Marseille : la pizza se meurt
Tu pars en vacances 8 jours et à ton retour, le drame! C’est dimanche soir et comme t’as roulé, tu te réfugies dans le plat facile: la pizza. T’appelles la pizzéria fétiche: la pizzéria St Jean. Pas de réponse. Ils sont sans doute débordés, c’est le retour des vacances. Tu te déplaces: fermée! Non seulement, t’as rien à manger mais tu sais que ça n’est pas normal. St Jean était en vacances il y a peu. Alors tu crains le pire: le pizzaïolo assez âgé est tombé malade, il y a eu pénurie de mozza, pollution à l’anchois, panne de tomate??? Lundi, tu as ta réponse. La devanture à moitié ouverte, des sacs de ciment, un pot de peinture bleue: la pizzéria St Jean a non seulement fermé, mais vendu. Sans annonce, sans prévenir, sans nous laisser le temps d’une dernière moit’moit’. Partis en nous laissant le seul souvenir d’une pâte croustillante et d’une sauce tomate justement aillée, du petit mot échangé à chaque fois sur l’histoire, la famille. La sensation du jamais plus ça. Ta grand mère qui meurt et qui te laissera à jamais l’idée d’une galette, ces restaus qui mettent la clé sous la porte, te laissant orphelin de déjeuners légendaires. D’un coup, l’esprit bascule dans l’imaginaire. « Avant, c’était mieux » et aucune pizza ne vaudra celle-là.
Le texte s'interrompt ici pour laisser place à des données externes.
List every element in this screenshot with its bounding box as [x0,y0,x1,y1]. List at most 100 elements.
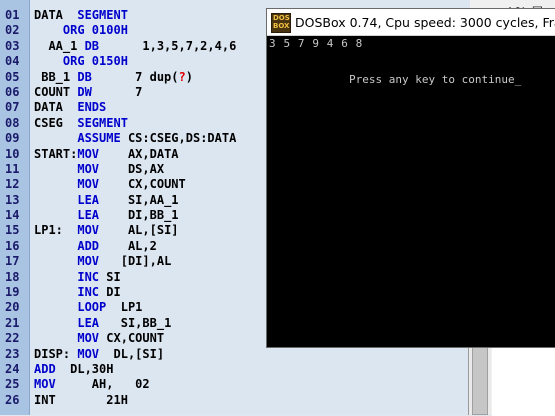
code-text: START:MOV AX,DATA [34,147,179,162]
code-token: 21H [77,392,128,407]
line-number: 25 [5,377,20,392]
code-label: DATA [34,8,78,22]
line-number: 02 [5,23,20,38]
keyword-token: INC [77,269,100,284]
code-text: ADD DL,30H [34,362,113,377]
line-number: 01 [5,8,20,22]
code-label: CSEG [34,115,78,130]
code-text: COUNT DW 7 [34,85,142,100]
code-text: LOOP LP1 [34,300,142,315]
line-number: 22 [5,331,20,346]
keyword-token: ENDS [77,100,107,115]
code-label: AA_1 [34,38,85,53]
code-token: CS:CSEG,DS:DATA [120,131,237,146]
code-token: CX,COUNT [99,177,186,192]
code-token: DI,BB_1 [99,208,179,223]
code-token: AL,[SI] [99,223,179,238]
keyword-token: DW [77,84,92,99]
line-number: 26 [5,392,20,407]
code-text: DATA ENDS [34,100,106,115]
scrollbar-thumb[interactable] [472,347,488,415]
code-token: AL,2 [99,238,157,253]
dosbox-window[interactable]: DOS BOX DOSBox 0.74, Cpu speed: 3000 cyc… [266,8,555,348]
editor-scrollbar[interactable] [468,345,491,415]
line-number: 06 [5,84,20,99]
code-text: INC SI [34,269,120,285]
code-text: MOV DS,AX [34,162,164,177]
line-number: 05 [5,69,20,84]
line-number: 21 [5,315,20,330]
code-text: ORG 0100H [34,23,128,38]
code-token: 7 [91,84,143,99]
dosbox-icon-bottom-text: BOX [273,22,290,30]
code-label [34,208,77,222]
code-label: COUNT [34,84,78,99]
line-number: 15 [5,223,20,238]
code-line: 24 ADD DL,30H [0,362,470,377]
code-token: ? [178,69,186,84]
keyword-token: MOV [77,146,100,161]
code-label [34,193,77,207]
code-text: LEA SI,BB_1 [34,316,171,331]
line-number: 14 [5,208,20,223]
line-number: 11 [5,161,20,176]
code-line: 26 INT 21H [0,393,470,408]
code-text: ADD AL,2 [34,238,157,254]
background-panel [492,345,555,416]
code-label: BB_1 [34,69,78,84]
code-token: AH, 02 [55,377,150,392]
keyword-token: DB [77,69,92,84]
keyword-token: MOV [77,346,100,361]
code-text: MOV AH, 02 [34,377,150,392]
line-number: 17 [5,254,20,269]
code-text: LEA DI,BB_1 [34,208,179,223]
code-token: CX,COUNT [99,331,165,346]
line-number: 19 [5,285,20,300]
keyword-token: ASSUME [77,131,121,146]
keyword-token: LEA [77,208,100,223]
code-token: SI,AA_1 [99,192,179,207]
keyword-token: MOV [77,331,100,346]
keyword-token: MOV [77,254,100,269]
code-label: INT [34,392,78,407]
line-number: 24 [5,361,20,376]
line-number: 04 [5,54,20,69]
keyword-token: MOV [77,177,100,192]
code-text: ORG 0150H [34,54,128,69]
keyword-token: ADD [77,238,100,253]
code-label [34,131,77,145]
code-line: 23 DISP: MOV DL,[SI] [0,347,470,362]
code-line: 25 MOV AH, 02 [0,377,470,392]
dosbox-icon-top-text: DOS [273,14,290,22]
keyword-token: ORG 0100H [34,23,128,38]
code-text: MOV CX,COUNT [34,331,164,346]
keyword-token: LOOP [77,300,107,315]
keyword-token: SEGMENT [77,8,128,22]
code-text: AA_1 DB 1,3,5,7,2,4,6 [34,39,236,54]
code-text: INT 21H [34,393,128,408]
code-label [34,316,77,330]
code-text: MOV CX,COUNT [34,177,186,192]
keyword-token: MOV [77,161,100,176]
dosbox-screen[interactable]: 3 5 7 9 4 6 8 Press any key to continue_ [267,36,555,347]
code-token: DI [99,285,121,300]
code-text: DISP: MOV DL,[SI] [34,347,164,362]
code-label: DATA [34,100,78,115]
code-label [34,162,77,176]
keyword-token: SEGMENT [77,115,128,130]
code-text: CSEG SEGMENT [34,116,128,131]
line-number: 13 [5,192,20,207]
code-token: 1,3,5,7,2,4,6 [99,38,237,53]
code-token: 7 dup( [91,69,179,84]
code-token: DS,AX [99,161,165,176]
line-number: 09 [5,131,20,146]
code-token: LP1 [106,300,143,315]
keyword-token: ADD [34,361,56,376]
keyword-token: MOV [77,223,100,238]
code-text: ASSUME CS:CSEG,DS:DATA [34,131,236,146]
code-text: LEA SI,AA_1 [34,192,179,208]
code-text: MOV [DI],AL [34,254,171,269]
code-token: SI,BB_1 [99,315,172,330]
code-label [34,254,77,268]
dosbox-titlebar[interactable]: DOS BOX DOSBox 0.74, Cpu speed: 3000 cyc… [267,9,555,36]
Ce four qui a nourri des milliers de bouche dans le quartier du Panier a été cassé. « Trop petit » m’assure le voisin repreneur – le Bobolivo - qui ouvrira la semaine prochaine une « pizzéria outdoor », comprenez à emporter mais aussi dans le restau. Le boss promet une formation chez un pizzaïolo italien. On pleure et on le garde à l’oeil. Car sur les 5 pizzérias alentour, la pizzéria St Jean était l’unique à savoir ce qu’était une pizza. Une vraie famille de siciliens, une génération de pizzaïolos (grand-père, fils + soeurs installées à Paris), une histoire tendre d’un père veuf, sorti du chagrin et épaulé in extremis par toutes ses filles pour sauver l’affaire – elles commandaient, il envoyait – mais surtout une pâte fine et croustillante, juste cramée par le feu de bois comme il fallait, des garnitures sympathiques, une fermeture à 21h30 qui nous menaçait toujours de frustration.
A l’heure où Noël est en arrêté de péril, Rodolphe en arrêté de nouveau projet, Vincent en arrêté de mort, on frise la catastrophe phocéenne. C’est un deuil local. Une culture qui fout le camp. La chute de l’OM à coté, c’est rien.